Un « defining moment » correspond à une période de la vie durant laquelle on est obligé de faire des choix qui s’avèrent cruciaux pour votre avenir et votre carrière. Très souvent, on ressort grandi de ces moments car ils permettent de découvrir qui on est réellement.
Lorsque j’ai décidé de prendre la direction de Medtronic, il s’agissait clairement d’un « defining moment ». Je voulais m’engager personnellement. C’est d’ailleurs le message que j’ai fait passer au conseil d’administration. Je voulais rester 10 ans au sein de la société. C’est le temps qu’il me paraissait nécessaire pour réussir la mission que je m’étais fixée. Faire de Medtronic un leader mondial sur le marché des technologies médicales.
Décideurs : Durant cette période, quelle aura été votre plus grande erreur et succès en tant que PDG ? Pourquoi ?
B. G. : Avant tout, je tiens à préciser qu’un leader est en droit de se tromper. L’erreur est humaine. En revanche, il doit apprendre de ces erreurs afin de faire avancer son organisation. Les salariés qui composent le groupe doivent comprendre ses orientations.

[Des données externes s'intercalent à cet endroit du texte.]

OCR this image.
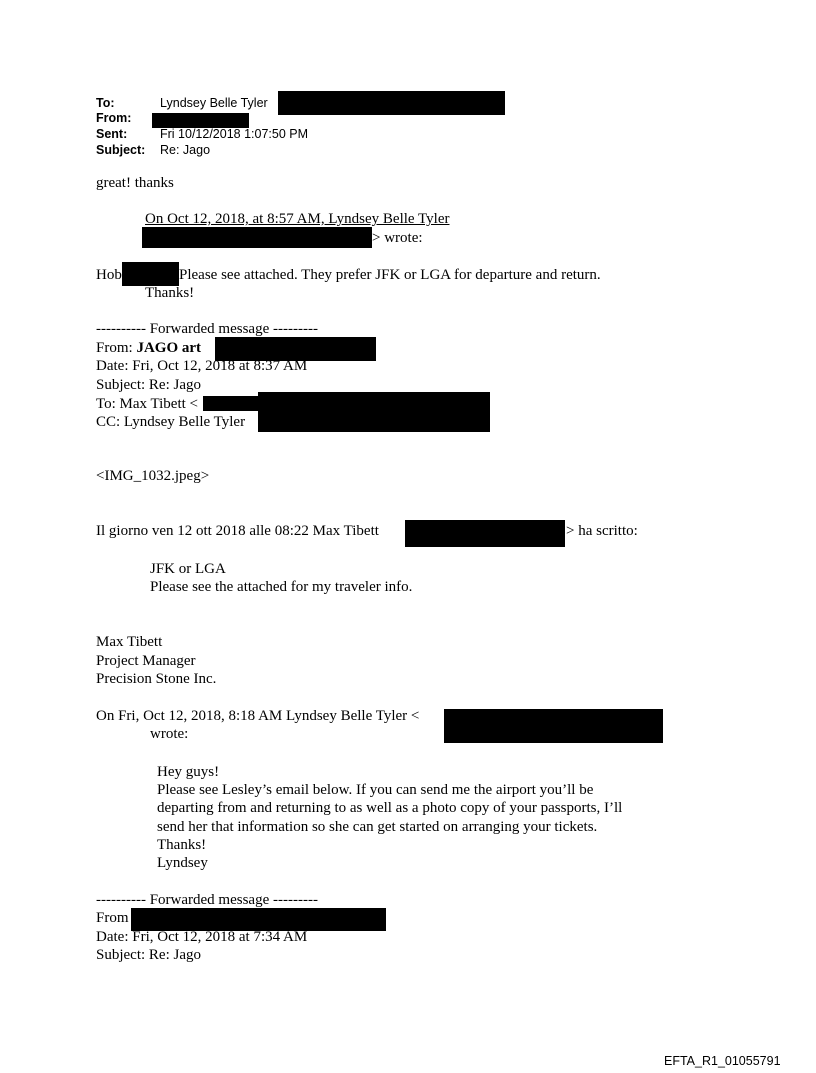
To:	Lyndsey Belle Tyler
From:
Sent:	Fri 10/12/2018 1:07:50 PM
Subject: Re: Jago
great! thanks
On Oct 12, 2018, at 8:57 AM, Lyndsey Belle Tyler
> wrote:
Hob	Please see attached. They prefer JFK or LGA for departure and return.
Thanks!
---------- Forwarded message ---------
From: JAGO art
Date: Fri, Oct 12, 2018 at 8:37 AM
Subject: Re: Jago
To: Max Tibett <
CC: Lyndsey Belle Tyler
<IMG_1032.jpeg>
Il giorno ven 12 ott 2018 alle 08:22 Max Tibett	> ha scritto:
JFK or LGA
Please see the attached for my traveler info.
Max Tibett
Project Manager
Precision Stone Inc.
On Fri, Oct 12, 2018, 8:18 AM Lyndsey Belle Tyler <
wrote:
Hey guys!
Please see Lesley’s email below. If you can send me the airport you’ll be
departing from and returning to as well as a photo copy of your passports, I’ll
send her that information so she can get started on arranging your tickets.
Thanks!
Lyndsey
---------- Forwarded message ---------
From
Date: Fri, Oct 12, 2018 at 7:34 AM
Subject: Re: Jago
EFTA_R1_01055791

Mon plus grand échec a été de promouvoir quelqu’un président du groupe en Europe sans avoir vérifier ses valeurs. Il avait beau être un excellent manager, il n’avait pas toutes les qualités requises pour devenir un leader. Plus tard, il s’est avéré qu’il a été impliqué dans une affaire de corruption.
Mon plus grand succès aura été de faire passer Medtronic d’une société de pacemaker à un leader mondial des technologies médicales. Désormais, la compagnie sauve chaque année 8 millions de personnes grâce à ses produits. Je suis très fier de cela.
Décideurs : Dans le futur, seriez-vous tenté de revenir à cette activité ?
B. G. : Non. Désormais, je me concentre pleinement à mon nouveau travail : aider les leaders de demain. Que ce soit dans le cadre des MBAs d’Harvard ou dans des conseils d’administration.
Décideurs : De nombreux économistes et entrepreneurs estiment que la récession est finie. Êtes-vous d’accord ?
B. G. : Bien que la croissance soit de nouveau au rendez-vous, je pense que la récession n’est pas encore finie. La question du chômage est loin d’être résolue. Ce problème risque de pénaliser les pays développés pendant encore longtemps. En particulier les Etats-Unis. Aujourd’hui, 26 millions d’Américains sont sans emploi. Selon moi, la récession réelle aux Etats-Unis ne prendra fin que lorsque le marché du travail reprendra. Cela pourrait prendre encore une année.
Décideurs : Cette crise marque-t-elle la fin des Etats-Unis comme puissance économique dominante ?
B. G. : Oui et non. Oui, car désormais les Etats-Unis ne peuvent plus être considérés comme l’unique puissance économique. Et non, car, malgré la crise, l’économie américaine reste déterminante sur l’échiquier international.
Nous nous dirigeons vers une économie mondiale multipolaire. Il n’y aura plus qu’une seule puissance. Chaque pays aura un rôle à jouer. La Chine, l’Inde, le Japon, l’Europe… Tous joueront un rôle dans le monde économique de demain.
Je ne pense pas que cette nouvelle donne soit dangereuse. Il est important de reconnaitre que c’est une bonne chose. Aussi bien pour les Américains que pour le reste du monde. Cette nouvelle organisation offre plus d’opportunités. Et ce sera aux leaders de savoir en profiter.